At least on disc,
Frank Lloyd is a remarkably under-rated player in the UK, so
it is good to have his Britten Serenade on disc as a reminder
of his stature. The Prologue for solo horn is here truly beautiful
- the sounding ‘C’ (the second pitch we hear) is perfectly placed,
and every succeeding note is carefully placed. The flat natural
harmonic (sounding D natural near the end) retains Britten’s
intention as expressive effect; too often it just sounds out
of tune.
Philip Langridge
needs no introduction, of course. His sound is quintessentially
English, his phrasing entirely natural. Hear how he liltingly
teases the words, ‘A little, little flock’, for example. More
importantly, the two soloists work well together, something
particularly apparent in the second song, ‘Nocturne’, with the
horn imitating a bugle’s calls and those calls’ echoes.
Of course there
is a great feeling that this music ‘belongs’ to Peter Pears
... and Dennis Brain, for that matter. How laudable that Langridge
makes the ‘hunting’ movement, paradoxically named ‘Hymn’, all
his own. The nimble-tongued Lloyd makes the horn’s pyrotechnics,
for such they are, sound easy.
It is true that
this account does not plumb the depths of the aforementioned
Pears/Brain account with the Boyd Neel String Orchestra (currently
on Decca British Music Collection 468 801-2 coupled with Walton’s
Façade). Langridge/Lloyd do not quite capture Britten’s
all-important darker side … nevertheless this remains an involving,
captivating performance.
The couplings
are all-important, and Naxos offers the Op. 60 Nocturne
and one of Britten’s most interesting scores, Phaedra.
The Nocturne is a setting of eight poems by Shelley,
Tennyson, Taylor Coleridge, Thomas Middleton, Wordsworth, Owen,
Keats and Shakespeare. Instead of one solo obbligato instrument
Britten highlights different instruments to impart a distinct
colour to each poet. The harmonic language is more advanced
in this work, making the long, aching vocal lines even more
demanding, a challenge Langridge rises to magnificently. There
is wit here, too. The capricious, mock-evil ‘Below the thunders
of the deep’, with its slithering bassoon representing the Kraken,
is a lovely divertissement between the first movement and the
hypnotic, harp-flecked third.
Britten’s aural
imagination is the stuff of legend and nowhere is this as well
demonstrated as in this movement, with its sparse scoring. The
horn’s entrance, marking the beginning of ‘Midnight’s bells’

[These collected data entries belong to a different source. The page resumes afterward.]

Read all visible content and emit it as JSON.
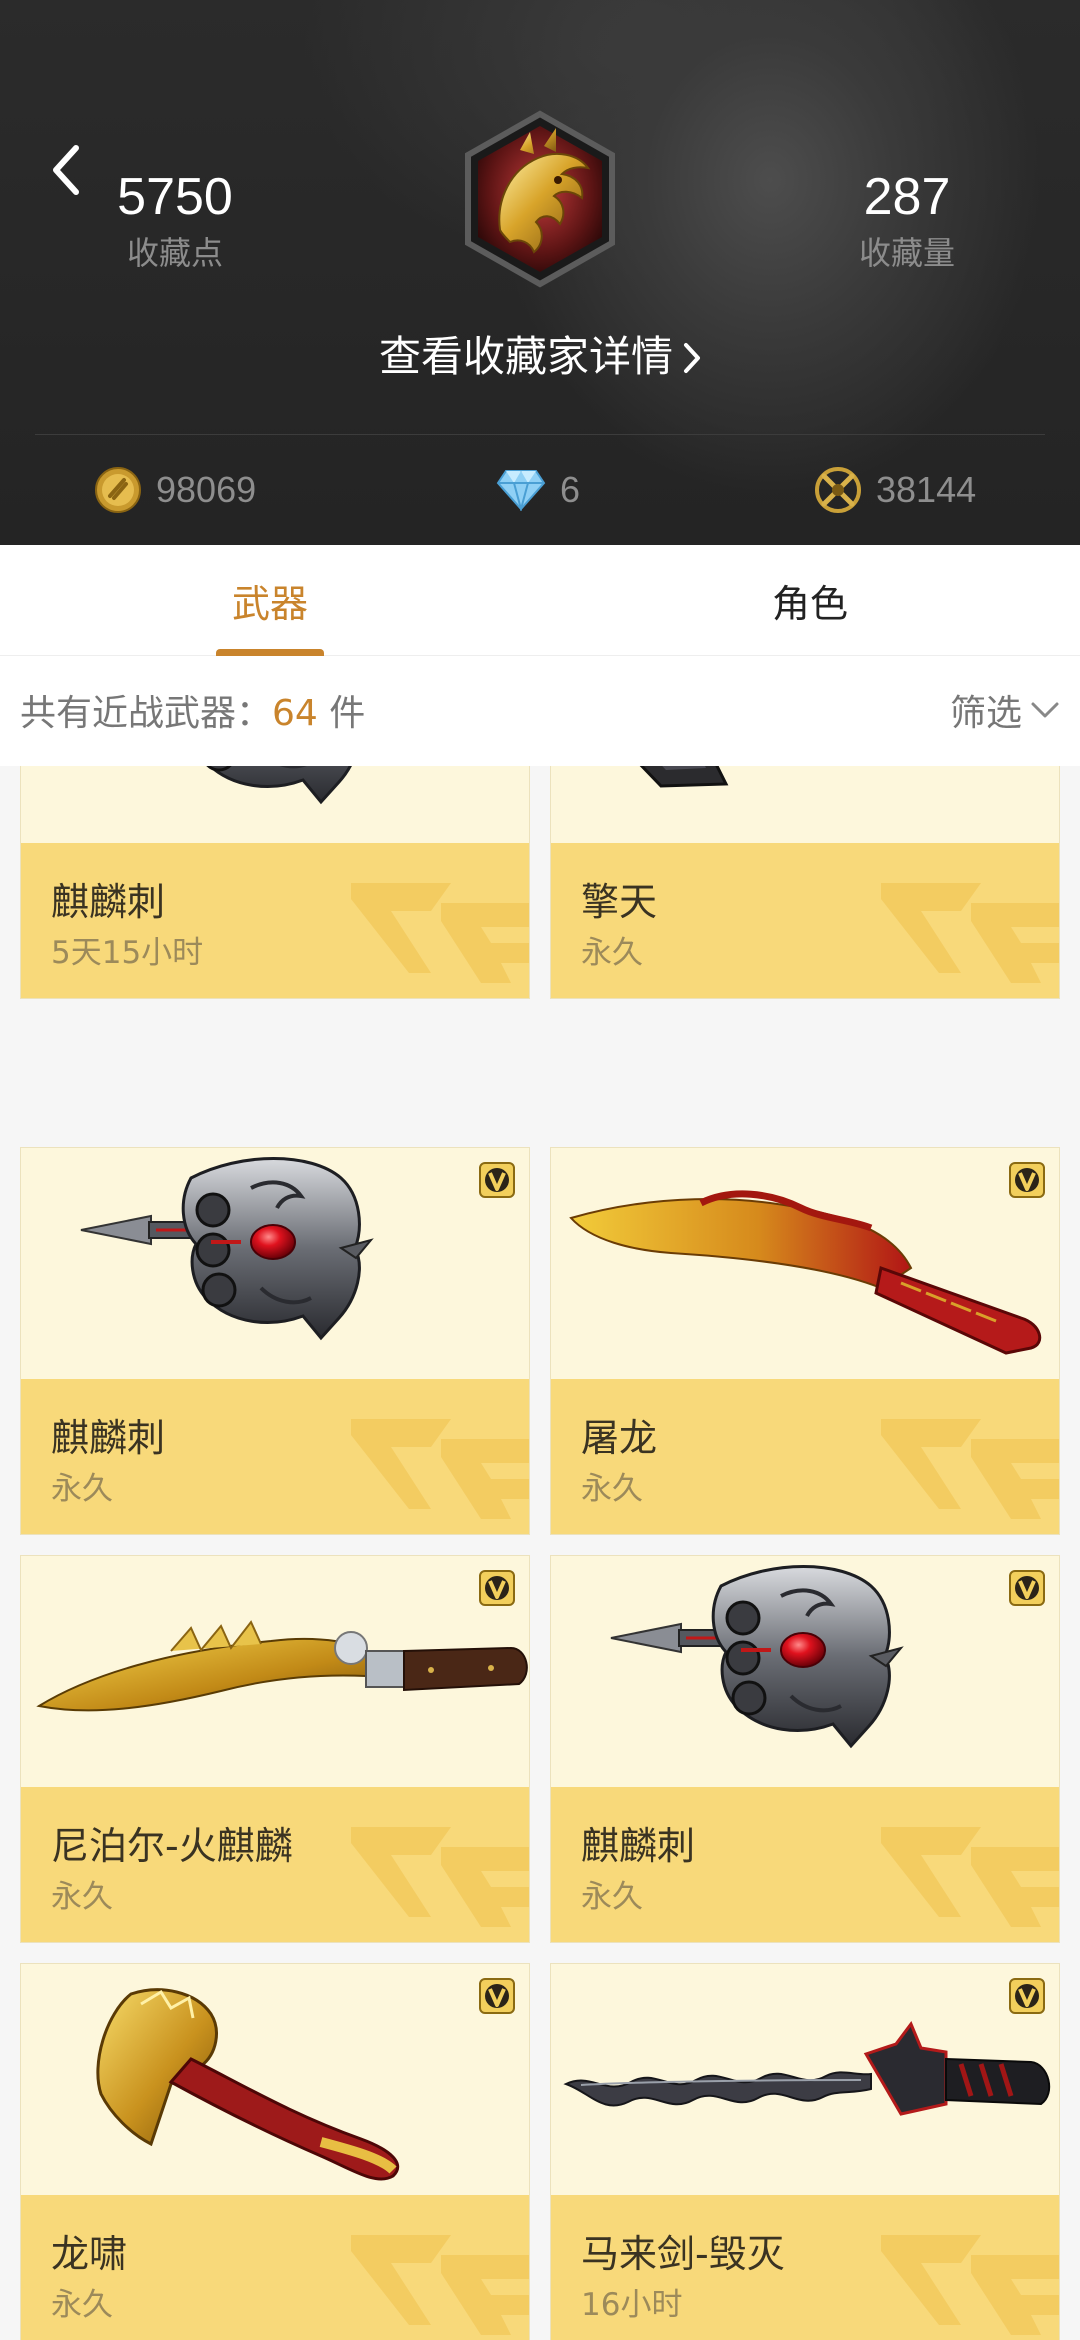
{
  "header": {
    "collection_points": "5750",
    "collection_points_label": "收藏点",
    "collection_count": "287",
    "collection_count_label": "收藏量",
    "details_link": "查看收藏家详情",
    "currencies": [
      {
        "icon": "gold-coin-icon",
        "value": "98069"
      },
      {
        "icon": "diamond-icon",
        "value": "6"
      },
      {
        "icon": "crossed-swords-icon",
        "value": "38144"
      }
    ]
  },
  "tabs": [
    {
      "label": "武器",
      "active": true
    },
    {
      "label": "角色",
      "active": false
    }
  ],
  "count_bar": {
    "prefix": "共有近战武器：",
    "count": "64",
    "suffix": " 件",
    "filter_label": "筛选"
  },
  "items": [
    {
      "name": "麒麟刺",
      "duration": "5天15小时",
      "weapon": "knuckle-blade",
      "vip": true
    },
    {
      "name": "擎天",
      "duration": "永久",
      "weapon": "shovel",
      "vip": true
    },
    {
      "name": "麒麟刺",
      "duration": "永久",
      "weapon": "knuckle-blade",
      "vip": true
    },
    {
      "name": "屠龙",
      "duration": "永久",
      "weapon": "dragon-machete",
      "vip": true
    },
    {
      "name": "尼泊尔-火麒麟",
      "duration": "永久",
      "weapon": "gold-kukri",
      "vip": true
    },
    {
      "name": "麒麟刺",
      "duration": "永久",
      "weapon": "knuckle-blade",
      "vip": true
    },
    {
      "name": "龙啸",
      "duration": "永久",
      "weapon": "dragon-axe",
      "vip": true
    },
    {
      "name": "马来剑-毁灭",
      "duration": "16小时",
      "weapon": "kris-sword",
      "vip": true
    }
  ],
  "colors": {
    "accent": "#c9842c",
    "card_bg": "#fdf7dc",
    "card_info_bg": "#f8d97a",
    "header_bg": "#262626"
  }
}
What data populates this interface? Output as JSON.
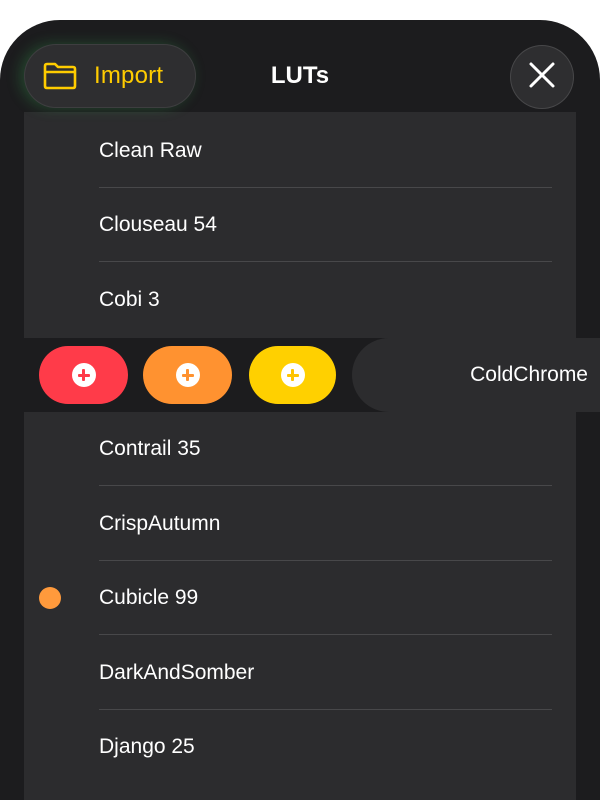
{
  "header": {
    "title": "LUTs",
    "import_label": "Import"
  },
  "colors": {
    "accent_yellow": "#ffcc00",
    "action_red": "#ff3b49",
    "action_orange": "#ff9230",
    "action_yellow": "#ffd000",
    "selected_dot": "#ff9a3c"
  },
  "list": {
    "items": [
      {
        "label": "Clean Raw"
      },
      {
        "label": "Clouseau 54"
      },
      {
        "label": "Cobi 3"
      },
      {
        "label": "ColdChrome",
        "swiped": true
      },
      {
        "label": "Contrail 35"
      },
      {
        "label": "CrispAutumn"
      },
      {
        "label": "Cubicle 99",
        "selected": true
      },
      {
        "label": "DarkAndSomber"
      },
      {
        "label": "Django 25"
      }
    ]
  },
  "swipe_actions": [
    {
      "name": "red",
      "icon": "plus-circle-icon"
    },
    {
      "name": "orange",
      "icon": "plus-circle-icon"
    },
    {
      "name": "yellow",
      "icon": "plus-circle-icon"
    }
  ]
}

seems retrospectively inevitable, while in the context of the
present disc links Op. 60 to Op. 31. This work demands more
exposure in the concert hall, surely? The sheer aching loneliness
of the cor anglais ‘She sleeps on soft, last breaths’ alone
should be enough to make it register unforgettably in the memory.
Throughout, the Northern Sinfonia loses nothing to the ECO.
Phaedra,
Op. 93, received a famous recording by Janet Baker - interestingly,
with this orchestra and conductor; it is now appended to the
present Decca incarnation of the composer’s own recording of
The Rape of Lucretia on Decca London 425 666-2. The subject
of forbidden love struck a chord with Britten, whose score (Britten’s
last major work) is a masterpiece.
In her portrayal
of the protagonist’s emotions, Ann Murray loses out to no-one.
Her swooping lines at ‘Phaedra in all her madness stands before
you’ (track 20) convey precisely that.
Throughout Britten
tracks Phaedra’s shifting, desperate emotions unerringly. Bedford
ensures the ECO is no less chameleon-like in its responses.
Superb music,
expertly played, then. It is marvellous that the Collins catalogue
is once more available; even more marvellous, of course, that
it comes with a bargain basement price tag!